Make Paying Off Debt Easy With 3 Simple Tips
In tough times, paying off debt in order to get control of your finances may seem nearly impossible. As hard as it may be, though, debt has the potential to spin you into a downward spiral from which your finances may never recover. Coming up with a viable strategy to get your debt paid off can mean the difference between financial security and living paycheck to paycheck for the rest of your life.
If you're like many people, though, you may have no idea how to figure out a realistic strategy for paying off debt. Fortunately, by following some simple guidelines, you can get yourself on the road to getting yourself out of your debt hole and putting yourself in a position where you're calling the shots with your money. Here are three tips to follow as you put together a game plan for your financial future.
1. Know your enemy.
If you've never realized why paying off debt is so important, just take a look at the companies that lent you the money in the first place. For Bank of America (NYSE: BAC) , Citigroup (NYSE: C) , and a host of other card-issuing banks, credit cards are a huge moneymaker. Card companies make money from all sides of a transaction, taking a cut from the merchants where you shop and collecting interest from you on your outstanding balances, often at outrageous interest rates. They make it easy to carry huge balances, offering minimum payments that keep up with finance charges but can leave you spending years or even decades before you get your debt paid off in full.

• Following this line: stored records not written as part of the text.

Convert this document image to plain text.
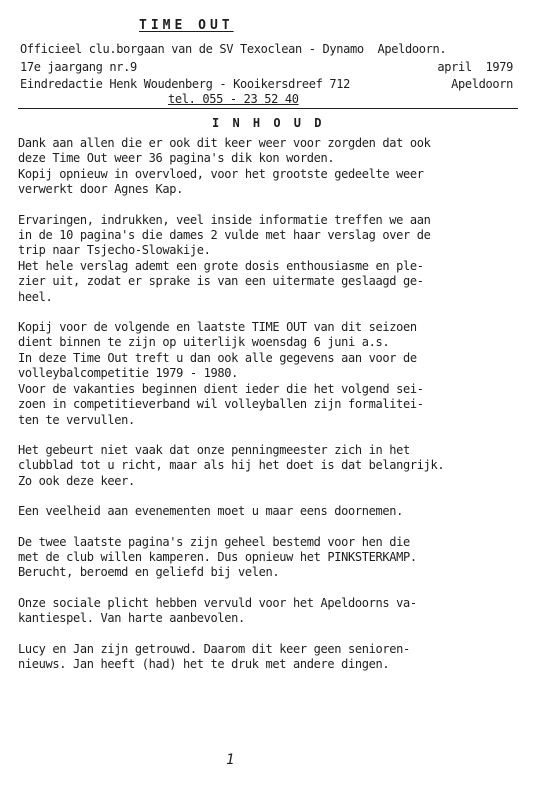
TIME OUT
Officieel clu.borgaan van de SV Texoclean - Dynamo  Apeldoorn.
17e jaargang nr.9	april  1979
Eindredactie Henk Woudenberg - Kooikersdreef 712	Apeldoorn
tel. 055 - 23 52 40
I N H O U D

Dank aan allen die er ook dit keer weer voor zorgden dat ook
deze Time Out weer 36 pagina's dik kon worden.
Kopij opnieuw in overvloed, voor het grootste gedeelte weer
verwerkt door Agnes Kap.

Ervaringen, indrukken, veel inside informatie treffen we aan
in de 10 pagina's die dames 2 vulde met haar verslag over de
trip naar Tsjecho-Slowakije.
Het hele verslag ademt een grote dosis enthousiasme en ple-
zier uit, zodat er sprake is van een uitermate geslaagd ge-
heel.

Kopij voor de volgende en laatste TIME OUT van dit seizoen
dient binnen te zijn op uiterlijk woensdag 6 juni a.s.
In deze Time Out treft u dan ook alle gegevens aan voor de
volleybalcompetitie 1979 - 1980.
Voor de vakanties beginnen dient ieder die het volgend sei-
zoen in competitieverband wil volleyballen zijn formalitei-
ten te vervullen.

Het gebeurt niet vaak dat onze penningmeester zich in het
clubblad tot u richt, maar als hij het doet is dat belangrijk.
Zo ook deze keer.

Een veelheid aan evenementen moet u maar eens doornemen.

De twee laatste pagina's zijn geheel bestemd voor hen die
met de club willen kamperen. Dus opnieuw het PINKSTERKAMP.
Berucht, beroemd en geliefd bij velen.

Onze sociale plicht hebben vervuld voor het Apeldoorns va-
kantiespel. Van harte aanbevolen.

Lucy en Jan zijn getrouwd. Daarom dit keer geen senioren-
nieuws. Jan heeft (had) het te druk met andere dingen.

1
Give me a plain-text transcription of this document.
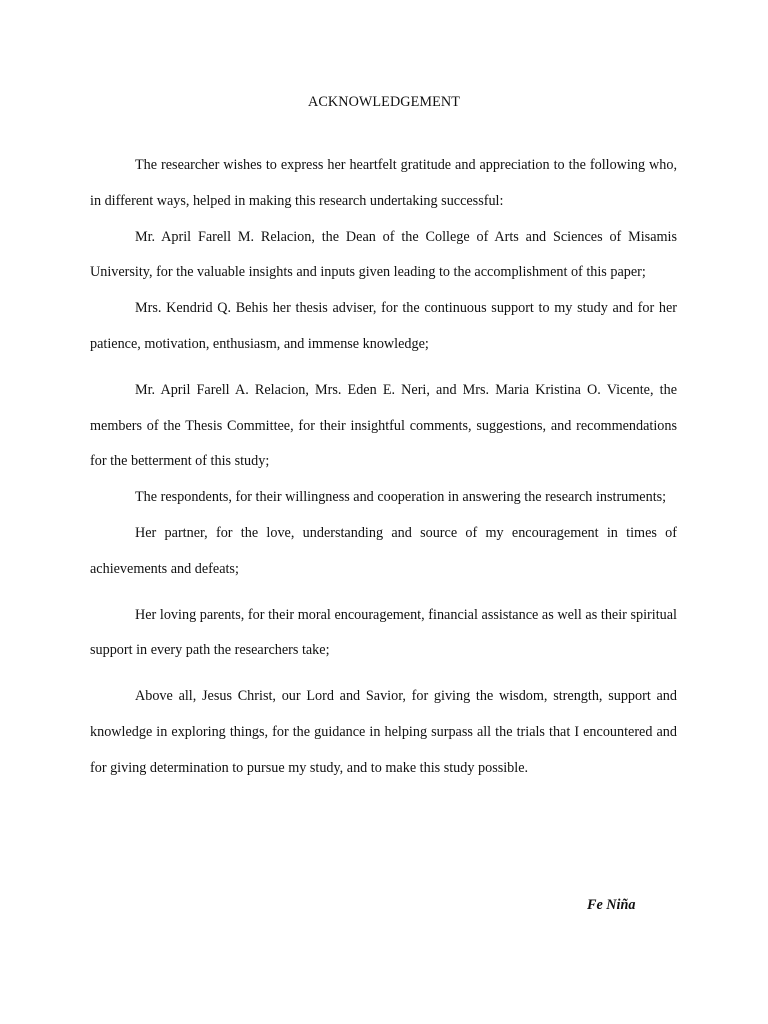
ACKNOWLEDGEMENT

The researcher wishes to express her heartfelt gratitude and appreciation to the following who, in different ways, helped in making this research undertaking successful:

Mr. April Farell M. Relacion, the Dean of the College of Arts and Sciences of Misamis University, for the valuable insights and inputs given leading to the accomplishment of this paper;

Mrs. Kendrid Q. Behis her thesis adviser, for the continuous support to my study and for her patience, motivation, enthusiasm, and immense knowledge;

Mr. April Farell A. Relacion, Mrs. Eden E. Neri, and Mrs. Maria Kristina O. Vicente, the members of the Thesis Committee, for their insightful comments, suggestions, and recommendations for the betterment of this study;

The respondents, for their willingness and cooperation in answering the research instruments;

Her partner, for the love, understanding and source of my encouragement in times of achievements and defeats;

Her loving parents, for their moral encouragement, financial assistance as well as their spiritual support in every path the researchers take;

Above all, Jesus Christ, our Lord and Savior, for giving the wisdom, strength, support and knowledge in exploring things, for the guidance in helping surpass all the trials that I encountered and for giving determination to pursue my study, and to make this study possible.

Fe Niña
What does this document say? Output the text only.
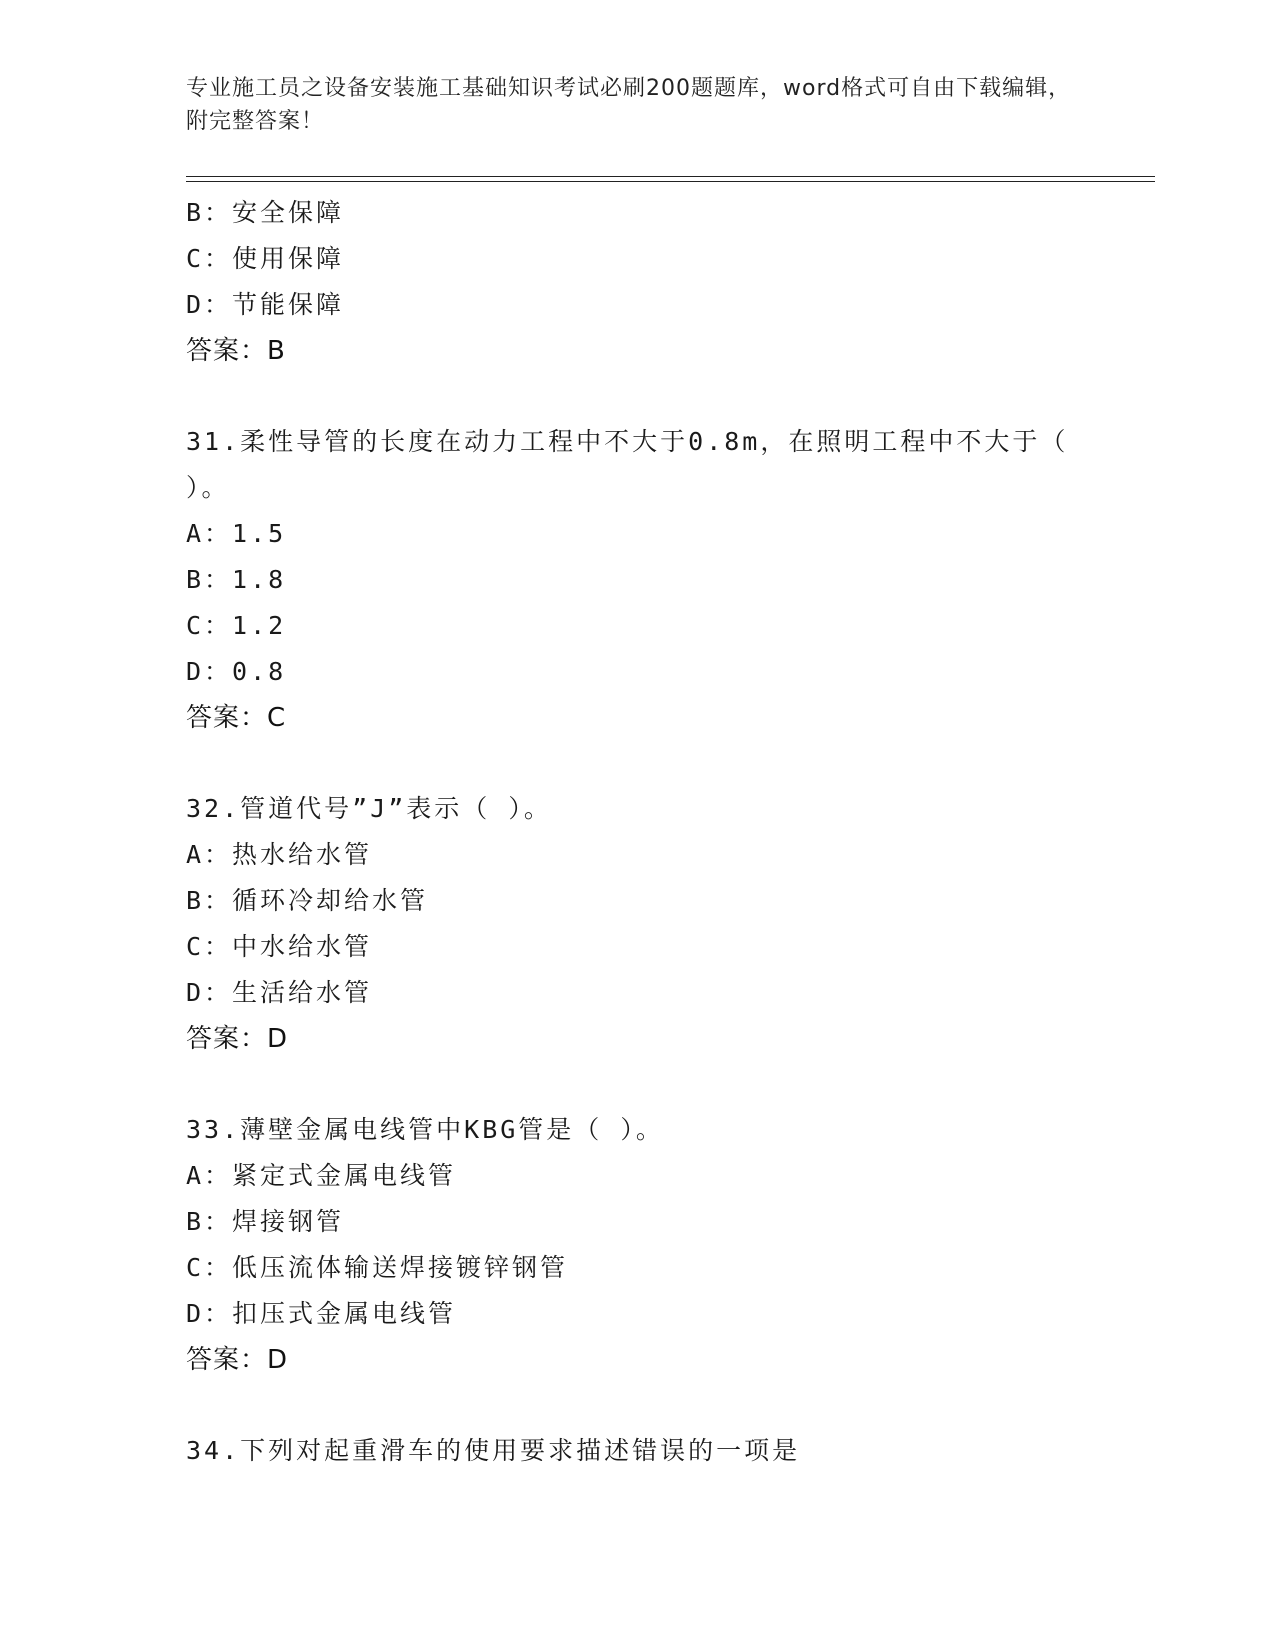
专业施工员之设备安装施工基础知识考试必刷200题题库，word格式可自由下载编辑，附完整答案！
B：安全保障
C：使用保障
D：节能保障
答案：B
31.柔性导管的长度在动力工程中不大于0.8m，在照明工程中不大于（ ）。
A：1.5
B：1.8
C：1.2
D：0.8
答案：C
32.管道代号”J”表示（ ）。
A：热水给水管
B：循环冷却给水管
C：中水给水管
D：生活给水管
答案：D
33.薄壁金属电线管中KBG管是（ ）。
A：紧定式金属电线管
B：焊接钢管
C：低压流体输送焊接镀锌钢管
D：扣压式金属电线管
答案：D
34.下列对起重滑车的使用要求描述错误的一项是
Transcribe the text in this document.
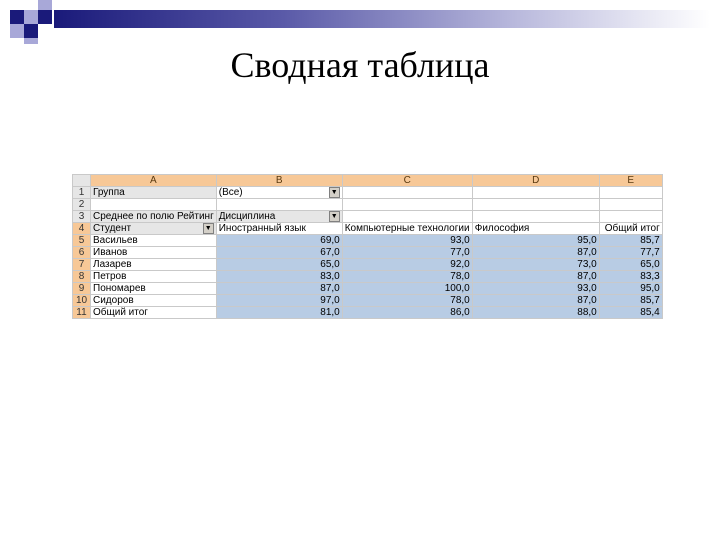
Сводная таблица
	A	B	C	D	E
1	Группа	(Все) ▼			

2					
3	Среднее по полю Рейтинг	Дисциплина ▼			

4	Студент ▼	Иностранный язык	Компьютерные технологии	Философия	Общий итог
5	Васильев	69,0	93,0	95,0	85,7
6	Иванов	67,0	77,0	87,0	77,7
7	Лазарев	65,0	92,0	73,0	65,0
8	Петров	83,0	78,0	87,0	83,3
9	Пономарев	87,0	100,0	93,0	95,0
10	Сидоров	97,0	78,0	87,0	85,7
11	Общий итог	81,0	86,0	88,0	85,4
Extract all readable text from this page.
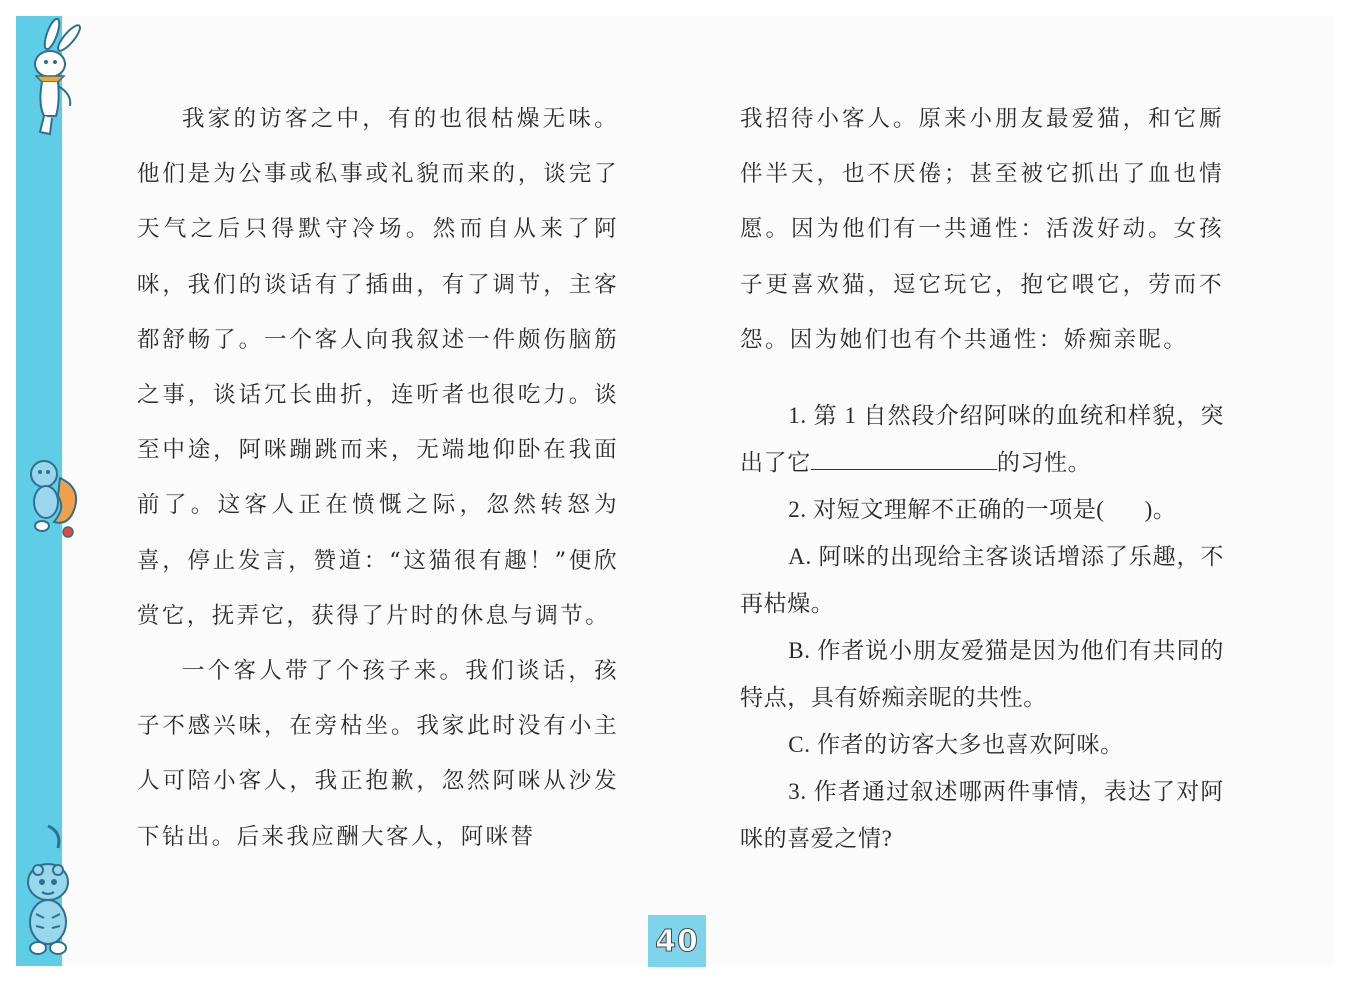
我家的访客之中，有的也很枯燥无味。他们是为公事或私事或礼貌而来的，谈完了天气之后只得默守冷场。然而自从来了阿咪，我们的谈话有了插曲，有了调节，主客都舒畅了。一个客人向我叙述一件颇伤脑筋之事，谈话冗长曲折，连听者也很吃力。谈至中途，阿咪蹦跳而来，无端地仰卧在我面前了。这客人正在愤慨之际，忽然转怒为喜，停止发言，赞道：“这猫很有趣！”便欣赏它，抚弄它，获得了片时的休息与调节。

一个客人带了个孩子来。我们谈话，孩子不感兴味，在旁枯坐。我家此时没有小主人可陪小客人，我正抱歉，忽然阿咪从沙发下钻出。后来我应酬大客人，阿咪替

我招待小客人。原来小朋友最爱猫，和它厮伴半天，也不厌倦；甚至被它抓出了血也情愿。因为他们有一共通性：活泼好动。女孩子更喜欢猫，逗它玩它，抱它喂它，劳而不怨。因为她们也有个共通性：娇痴亲昵。

1. 第 1 自然段介绍阿咪的血统和样貌，突出了它	的习性。

2. 对短文理解不正确的一项是( )。

A. 阿咪的出现给主客谈话增添了乐趣，不再枯燥。

B. 作者说小朋友爱猫是因为他们有共同的特点，具有娇痴亲昵的共性。

C. 作者的访客大多也喜欢阿咪。

3. 作者通过叙述哪两件事情，表达了对阿咪的喜爱之情?

40
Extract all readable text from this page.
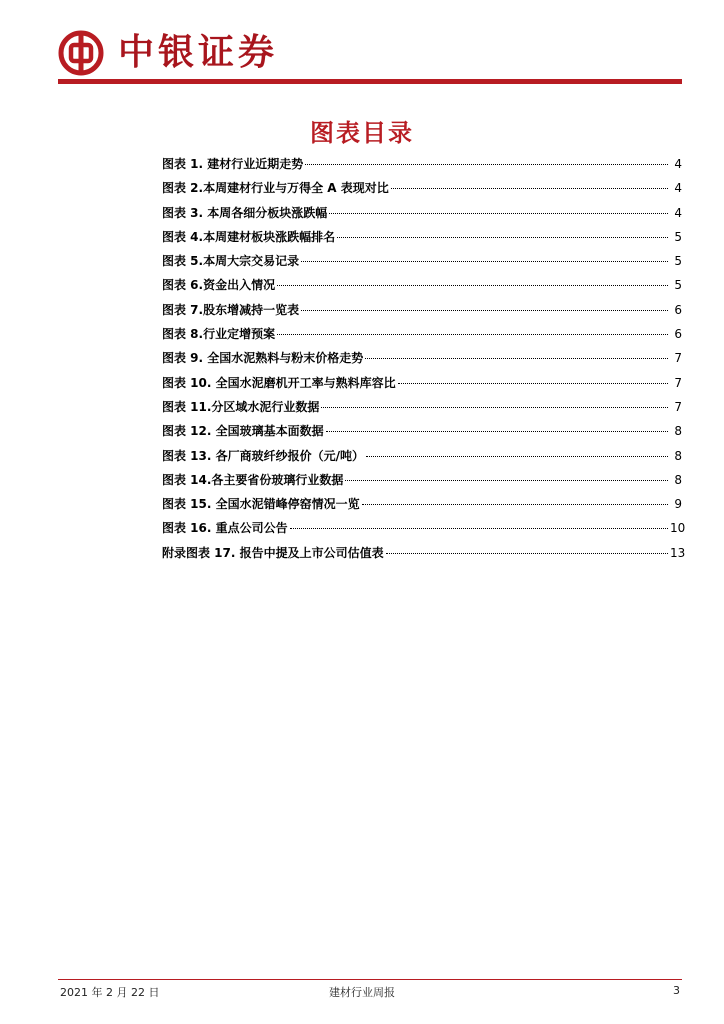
中银证券
图表目录
图表 1. 建材行业近期走势	4
图表 2.本周建材行业与万得全 A 表现对比	4
图表 3. 本周各细分板块涨跌幅	4
图表 4.本周建材板块涨跌幅排名	5
图表 5.本周大宗交易记录	5
图表 6.资金出入情况	5
图表 7.股东增减持一览表	6
图表 8.行业定增预案	6
图表 9. 全国水泥熟料与粉末价格走势	7
图表 10. 全国水泥磨机开工率与熟料库容比	7
图表 11.分区域水泥行业数据	7
图表 12. 全国玻璃基本面数据	8
图表 13. 各厂商玻纤纱报价（元/吨）	8
图表 14.各主要省份玻璃行业数据	8
图表 15. 全国水泥错峰停窑情况一览	9
图表 16. 重点公司公告	10
附录图表 17. 报告中提及上市公司估值表	13
2021 年 2 月 22 日	建材行业周报	3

Payday loanscan be even more brutal. EZCORP (Nasdaq: EZPW) and other providers make money not just from interest but also from transaction fees, which can add up quickly when the term of each loan is only a few weeks.
One smart way to manage debt is to play lenders against each other. With credit cards, you can often get balance-transfer offers that give you low interest rates for an introductory period. Use those offers to your advantage, and you can shave hundreds of dollars off your monthly payments. Then, when they expire, try to get another offer before higher rates kick in.
2. Put your money where it'll do the most good.
Debt management is like hospital triage. You have limited money, so you have to use it where it's most needed. If you focus on paying off debt from the lenders that charge you the highest interest rates, you'll get yourself out of the downward spiral a lot faster. Even if you only have an extra $100 per month, paying down a credit card charging 25% instead of a student loan charging 5% can save you roughly $120 in interest charges over the course of a year.
3. Trick yourself into avoiding new debt.
As hard as it is to get rid of your existing debt, it can be even harder sometimes not to rack that debt back up again after you've successfully paid some of it off. To help, you may want to consider some alternatives that will keep you on the straight and narrow.
Prepaid debit cardscan be fraught with extra fees and other costs, but the one thing they won't let you do is carry a balance. With reputable institutions including JPMorgan Chase (NYSE: JPM) and American Express (NYSE: AXP) offering prepaid cards, increasing competition should help pull fees back into line over the long run. If you have trouble resisting the temptation to spend money you don't have, a prepaid card can help you by setting a limit you can't break.
Whether you're making your first attempt at paying off debt or have tried unsuccessfully in the past, these simple tips should give you a decent starting point from which to mount an offensive. It's never a cakewalk, but getting rid of your debt is the first step toward creating a promising financial future for yourself.